Shirt pockets can also be difficult to reach when you are in a hurry to get at some immediately needed item. However, if you have my build – the short-legged and forward-hunched endomorphic body type which one of my daughters affectionately refers to as “Neanderthal” – you will find the side-leg pockets of cargo pants easily accessible, literally right there at your fingertips.
Be advised, too, that your shooting proficiency can be impaired by a shirt pocket. Gear stashed in a shirt’s right breast pocket (left, if you are a southpaw shooter) will interfere with your gun mount, causing you to shoot erratically. If you are given to fits of temper after a shirt-snagged, two-barrel miss on an easy shot at a towering pheasant, you will have the added problem of reallocating your gear in the field after you have ripped the offending pocket off the front of your shirt. Not that I have ever done this myself, you understand.
Most troublesome is the tendency of shirt pockets to spill at inopportune times. Shirt pockets have a way of disgorging their contents whenever you lean, bend, twist, slip or trip, and should you actually fall and/or roll you can expect all your paraphernalia in every shirt pocket will be scattered over a twenty square foot area, usually in dense foliage or under water.
These misfortunes seldom happen when wearing cargo pants with large, deep, pleated pockets with Velcro-fastened flaps. Put your spare compass in your cargo pants pocket and you will never experience that disconcerting feeling of being in unfamiliar country on a cloudy evening and not knowing the direction to the truck.
In addition to the spare compass, what does the OTH Gang pack in their pants? Let me rephrase that: what items does the OTH Gang store in the pockets of their cargo pants?
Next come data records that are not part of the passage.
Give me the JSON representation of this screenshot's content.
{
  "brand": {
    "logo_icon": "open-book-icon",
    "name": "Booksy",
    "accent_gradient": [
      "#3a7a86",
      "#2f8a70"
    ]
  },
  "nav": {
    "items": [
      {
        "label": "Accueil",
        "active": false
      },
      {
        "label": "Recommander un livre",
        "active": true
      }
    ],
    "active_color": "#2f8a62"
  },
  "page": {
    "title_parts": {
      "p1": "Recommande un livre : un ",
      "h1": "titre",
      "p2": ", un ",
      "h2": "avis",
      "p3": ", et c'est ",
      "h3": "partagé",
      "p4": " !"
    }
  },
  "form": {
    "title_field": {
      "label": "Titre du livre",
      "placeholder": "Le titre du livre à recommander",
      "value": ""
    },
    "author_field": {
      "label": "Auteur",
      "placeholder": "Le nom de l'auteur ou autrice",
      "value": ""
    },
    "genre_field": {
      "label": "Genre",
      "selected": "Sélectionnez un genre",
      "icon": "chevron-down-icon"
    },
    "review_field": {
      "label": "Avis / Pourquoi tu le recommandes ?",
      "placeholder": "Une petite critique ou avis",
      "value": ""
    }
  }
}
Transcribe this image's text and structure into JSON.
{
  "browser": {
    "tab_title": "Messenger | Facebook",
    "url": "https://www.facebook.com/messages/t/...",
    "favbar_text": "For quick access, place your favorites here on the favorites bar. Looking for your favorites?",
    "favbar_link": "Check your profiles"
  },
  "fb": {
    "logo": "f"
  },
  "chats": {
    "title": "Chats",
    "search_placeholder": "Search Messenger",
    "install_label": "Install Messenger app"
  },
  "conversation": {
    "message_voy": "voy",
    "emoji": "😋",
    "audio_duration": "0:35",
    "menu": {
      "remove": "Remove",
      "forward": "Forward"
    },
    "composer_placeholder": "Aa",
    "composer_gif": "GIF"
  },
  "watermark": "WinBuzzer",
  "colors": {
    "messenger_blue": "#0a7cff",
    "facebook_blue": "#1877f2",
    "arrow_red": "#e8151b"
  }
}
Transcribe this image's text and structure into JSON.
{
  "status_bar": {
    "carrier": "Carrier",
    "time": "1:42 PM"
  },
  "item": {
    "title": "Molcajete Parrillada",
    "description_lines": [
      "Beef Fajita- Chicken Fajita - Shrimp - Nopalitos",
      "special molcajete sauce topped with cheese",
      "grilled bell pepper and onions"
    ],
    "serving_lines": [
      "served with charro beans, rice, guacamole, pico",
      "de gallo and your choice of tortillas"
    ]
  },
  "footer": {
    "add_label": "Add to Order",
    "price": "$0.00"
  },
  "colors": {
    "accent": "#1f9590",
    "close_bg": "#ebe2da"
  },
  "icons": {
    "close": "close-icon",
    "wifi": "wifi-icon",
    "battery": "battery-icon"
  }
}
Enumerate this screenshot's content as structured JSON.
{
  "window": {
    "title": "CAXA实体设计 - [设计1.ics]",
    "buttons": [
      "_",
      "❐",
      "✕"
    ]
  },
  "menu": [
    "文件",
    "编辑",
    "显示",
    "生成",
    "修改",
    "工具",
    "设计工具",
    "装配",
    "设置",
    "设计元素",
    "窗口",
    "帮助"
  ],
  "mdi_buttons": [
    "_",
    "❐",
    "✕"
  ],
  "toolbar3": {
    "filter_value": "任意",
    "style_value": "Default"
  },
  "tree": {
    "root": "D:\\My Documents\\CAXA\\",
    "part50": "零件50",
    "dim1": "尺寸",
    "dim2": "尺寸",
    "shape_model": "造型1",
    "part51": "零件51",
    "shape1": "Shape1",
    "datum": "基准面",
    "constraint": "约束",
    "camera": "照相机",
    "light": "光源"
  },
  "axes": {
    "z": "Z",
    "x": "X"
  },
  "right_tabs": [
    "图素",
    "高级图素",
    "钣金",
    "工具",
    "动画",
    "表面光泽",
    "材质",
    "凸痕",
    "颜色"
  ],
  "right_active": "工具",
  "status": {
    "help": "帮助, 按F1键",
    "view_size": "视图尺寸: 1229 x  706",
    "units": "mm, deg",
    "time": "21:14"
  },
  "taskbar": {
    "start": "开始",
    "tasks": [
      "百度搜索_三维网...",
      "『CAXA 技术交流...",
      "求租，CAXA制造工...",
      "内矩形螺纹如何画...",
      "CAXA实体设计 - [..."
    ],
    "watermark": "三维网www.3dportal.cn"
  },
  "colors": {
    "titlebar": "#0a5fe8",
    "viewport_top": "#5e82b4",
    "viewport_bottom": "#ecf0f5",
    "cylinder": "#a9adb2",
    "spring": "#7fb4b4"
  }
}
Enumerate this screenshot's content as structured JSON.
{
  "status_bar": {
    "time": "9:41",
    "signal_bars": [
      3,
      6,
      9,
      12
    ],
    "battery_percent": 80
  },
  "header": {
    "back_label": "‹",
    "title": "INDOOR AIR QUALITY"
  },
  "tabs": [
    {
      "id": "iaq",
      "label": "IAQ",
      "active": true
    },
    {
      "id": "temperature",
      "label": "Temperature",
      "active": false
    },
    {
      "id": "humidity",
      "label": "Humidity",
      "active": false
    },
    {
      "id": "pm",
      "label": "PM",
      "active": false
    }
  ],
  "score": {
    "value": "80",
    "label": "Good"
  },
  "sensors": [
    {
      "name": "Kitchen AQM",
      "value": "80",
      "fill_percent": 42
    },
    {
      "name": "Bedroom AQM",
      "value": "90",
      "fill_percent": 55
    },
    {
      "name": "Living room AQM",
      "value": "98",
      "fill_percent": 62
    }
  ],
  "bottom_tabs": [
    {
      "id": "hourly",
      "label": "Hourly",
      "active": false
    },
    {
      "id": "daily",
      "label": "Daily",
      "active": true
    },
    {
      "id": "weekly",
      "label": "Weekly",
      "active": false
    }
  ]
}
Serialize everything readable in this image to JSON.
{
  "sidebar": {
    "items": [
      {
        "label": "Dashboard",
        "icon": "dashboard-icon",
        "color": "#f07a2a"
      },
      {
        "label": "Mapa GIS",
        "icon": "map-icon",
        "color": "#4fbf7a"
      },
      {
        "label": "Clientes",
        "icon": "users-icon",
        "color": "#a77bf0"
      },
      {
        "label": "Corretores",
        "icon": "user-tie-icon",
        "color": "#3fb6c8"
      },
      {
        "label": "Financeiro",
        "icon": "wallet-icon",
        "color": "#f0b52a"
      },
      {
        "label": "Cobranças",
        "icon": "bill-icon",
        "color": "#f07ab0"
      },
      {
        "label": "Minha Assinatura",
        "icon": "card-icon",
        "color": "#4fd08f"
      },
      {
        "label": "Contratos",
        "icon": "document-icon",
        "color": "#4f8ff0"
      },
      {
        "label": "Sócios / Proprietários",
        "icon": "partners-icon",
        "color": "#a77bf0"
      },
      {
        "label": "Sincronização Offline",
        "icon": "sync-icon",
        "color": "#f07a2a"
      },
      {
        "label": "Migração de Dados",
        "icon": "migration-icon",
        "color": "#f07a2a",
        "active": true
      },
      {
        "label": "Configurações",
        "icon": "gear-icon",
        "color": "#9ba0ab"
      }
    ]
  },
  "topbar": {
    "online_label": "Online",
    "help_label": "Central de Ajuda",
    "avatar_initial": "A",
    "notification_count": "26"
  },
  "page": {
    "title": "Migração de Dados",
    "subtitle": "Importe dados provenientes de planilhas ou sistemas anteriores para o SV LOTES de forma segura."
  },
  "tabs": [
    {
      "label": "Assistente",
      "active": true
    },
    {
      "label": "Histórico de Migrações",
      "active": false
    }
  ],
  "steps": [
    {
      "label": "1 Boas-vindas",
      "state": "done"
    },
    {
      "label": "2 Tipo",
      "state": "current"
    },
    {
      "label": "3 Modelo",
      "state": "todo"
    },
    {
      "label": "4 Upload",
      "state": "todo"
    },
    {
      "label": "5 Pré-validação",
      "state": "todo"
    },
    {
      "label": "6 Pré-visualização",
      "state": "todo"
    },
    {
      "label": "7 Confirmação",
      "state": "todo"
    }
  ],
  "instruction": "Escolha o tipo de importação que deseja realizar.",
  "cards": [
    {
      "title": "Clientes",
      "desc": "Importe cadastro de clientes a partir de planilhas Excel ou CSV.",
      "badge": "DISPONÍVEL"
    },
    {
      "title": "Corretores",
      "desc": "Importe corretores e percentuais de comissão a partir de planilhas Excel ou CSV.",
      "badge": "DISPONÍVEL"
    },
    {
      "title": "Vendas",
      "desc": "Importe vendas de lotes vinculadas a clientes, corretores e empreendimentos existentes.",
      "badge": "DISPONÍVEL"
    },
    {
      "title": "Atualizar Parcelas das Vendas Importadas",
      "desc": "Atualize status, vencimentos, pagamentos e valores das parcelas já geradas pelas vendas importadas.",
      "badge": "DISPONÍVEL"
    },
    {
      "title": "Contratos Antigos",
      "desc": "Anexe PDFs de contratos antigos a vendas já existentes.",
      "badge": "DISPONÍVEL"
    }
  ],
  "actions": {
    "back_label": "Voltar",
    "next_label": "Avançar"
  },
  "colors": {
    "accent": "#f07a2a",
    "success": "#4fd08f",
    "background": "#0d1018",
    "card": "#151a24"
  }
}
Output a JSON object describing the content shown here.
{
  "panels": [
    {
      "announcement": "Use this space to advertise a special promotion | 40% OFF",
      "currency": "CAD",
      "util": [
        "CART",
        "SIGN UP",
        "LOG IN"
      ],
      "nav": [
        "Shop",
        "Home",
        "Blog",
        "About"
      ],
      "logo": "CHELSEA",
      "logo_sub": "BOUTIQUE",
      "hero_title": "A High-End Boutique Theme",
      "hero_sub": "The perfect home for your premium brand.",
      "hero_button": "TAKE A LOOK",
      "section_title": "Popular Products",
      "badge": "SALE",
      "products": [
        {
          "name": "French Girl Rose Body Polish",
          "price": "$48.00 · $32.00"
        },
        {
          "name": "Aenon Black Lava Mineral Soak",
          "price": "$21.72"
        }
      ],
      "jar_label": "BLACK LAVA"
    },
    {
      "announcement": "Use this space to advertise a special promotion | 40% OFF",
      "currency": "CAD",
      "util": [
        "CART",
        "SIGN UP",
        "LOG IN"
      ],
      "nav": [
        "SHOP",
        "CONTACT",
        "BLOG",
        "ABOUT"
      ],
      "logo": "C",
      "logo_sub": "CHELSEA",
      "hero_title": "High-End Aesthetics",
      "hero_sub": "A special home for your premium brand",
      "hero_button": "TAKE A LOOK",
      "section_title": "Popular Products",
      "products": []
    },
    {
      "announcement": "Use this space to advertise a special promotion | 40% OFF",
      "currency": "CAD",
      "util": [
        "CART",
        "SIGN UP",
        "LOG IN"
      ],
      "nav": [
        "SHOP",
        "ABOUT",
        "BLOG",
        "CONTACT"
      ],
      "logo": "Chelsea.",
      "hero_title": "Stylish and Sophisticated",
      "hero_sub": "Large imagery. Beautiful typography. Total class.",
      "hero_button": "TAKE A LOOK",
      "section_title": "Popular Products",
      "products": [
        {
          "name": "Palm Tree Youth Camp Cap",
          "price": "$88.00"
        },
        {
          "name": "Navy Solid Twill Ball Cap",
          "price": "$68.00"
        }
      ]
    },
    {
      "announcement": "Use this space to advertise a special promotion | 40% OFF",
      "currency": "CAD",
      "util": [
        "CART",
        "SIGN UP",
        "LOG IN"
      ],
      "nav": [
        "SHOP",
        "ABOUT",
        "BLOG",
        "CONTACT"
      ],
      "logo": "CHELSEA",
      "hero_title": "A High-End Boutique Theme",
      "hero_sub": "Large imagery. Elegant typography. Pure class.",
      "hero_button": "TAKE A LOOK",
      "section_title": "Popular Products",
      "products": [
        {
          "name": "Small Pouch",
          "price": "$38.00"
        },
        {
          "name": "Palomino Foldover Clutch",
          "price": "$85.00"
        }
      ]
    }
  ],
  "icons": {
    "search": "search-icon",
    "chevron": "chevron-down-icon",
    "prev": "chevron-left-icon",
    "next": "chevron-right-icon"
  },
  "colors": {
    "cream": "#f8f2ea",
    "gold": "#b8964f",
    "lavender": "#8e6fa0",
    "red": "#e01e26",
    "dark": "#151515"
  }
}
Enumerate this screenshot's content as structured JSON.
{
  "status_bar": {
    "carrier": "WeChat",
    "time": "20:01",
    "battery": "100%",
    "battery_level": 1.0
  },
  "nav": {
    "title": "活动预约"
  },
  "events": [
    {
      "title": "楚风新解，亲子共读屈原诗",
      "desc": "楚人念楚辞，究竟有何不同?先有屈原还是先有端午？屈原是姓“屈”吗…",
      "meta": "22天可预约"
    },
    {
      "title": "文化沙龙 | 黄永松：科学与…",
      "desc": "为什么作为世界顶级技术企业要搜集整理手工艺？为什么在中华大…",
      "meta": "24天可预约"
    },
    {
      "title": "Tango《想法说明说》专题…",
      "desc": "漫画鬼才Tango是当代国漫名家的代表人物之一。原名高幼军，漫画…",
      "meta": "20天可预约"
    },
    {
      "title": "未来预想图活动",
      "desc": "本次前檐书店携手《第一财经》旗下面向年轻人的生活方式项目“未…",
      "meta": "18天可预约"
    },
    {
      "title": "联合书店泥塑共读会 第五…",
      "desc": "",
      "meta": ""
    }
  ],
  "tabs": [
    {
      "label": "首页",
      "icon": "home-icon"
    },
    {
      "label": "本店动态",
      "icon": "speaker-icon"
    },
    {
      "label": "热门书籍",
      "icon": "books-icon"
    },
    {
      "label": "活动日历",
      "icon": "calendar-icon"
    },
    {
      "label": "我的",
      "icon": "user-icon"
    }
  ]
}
Here are some of the typical things:
Pocket knife, Leatherman tool, keys, cell phone, wallet, hunting license wallet (it is best to have a separate wallet for your hunting licenses; topic for a future essay), sunglasses, handkerchief, camera, money clip, extra hearing aid batteries, spare dog whistle, pen (leak proof), notepad, wire cutters, band-aids, second handkerchief
Carry the rest of your essential gear in the pockets and pouches of your bird hunter’s strap vest: a dozen shotshells, gloves, stocking cap, rain poncho, toilet paper, water bottle, granola bar, map, dog biscuits, butane lighter, and a choke tube wrench. Add a third compass, one of those pin-on globe types that you can attach to the shoulder strap.
Dale, a charter member of the OTH Gang, tells me that I carry too much gear, but I hold to the Boy Scout motto, “Be Prepared,” and my addendum, “If the thing you need is not in your pocket you might as well not own it.” Besides, he has his own idiosyncrasy for overloading, namely carrying thirty or more shotshells. Opportunities to shoot a limit of birds are rare these days, but even if he had the chance to take three woodcock and five grouse, shooting thirty rounds would be unlikely. According to him, however, “You can never carry too much ammunition unless you fall into deep water or catch on fire.”
So all the OTH Gang have our sound reasons for wearing six-pocket pants.
But we do get weary of being asked about it. Last October while we were eating a pre-hunt breakfast at Ernie’s Diner, one of the nosey locals walked over to our table and asked, “Do you guys always wear cargo pants when you’re bird hunting?”
“We didn’t used to,” said Ron, “But back when we hunted in our underwear our legs got chaffed by the brush and our butts got cold on windy days.”
Ron was just putting him on though. We have never gone bird hunting in our underwear. At least I haven’t.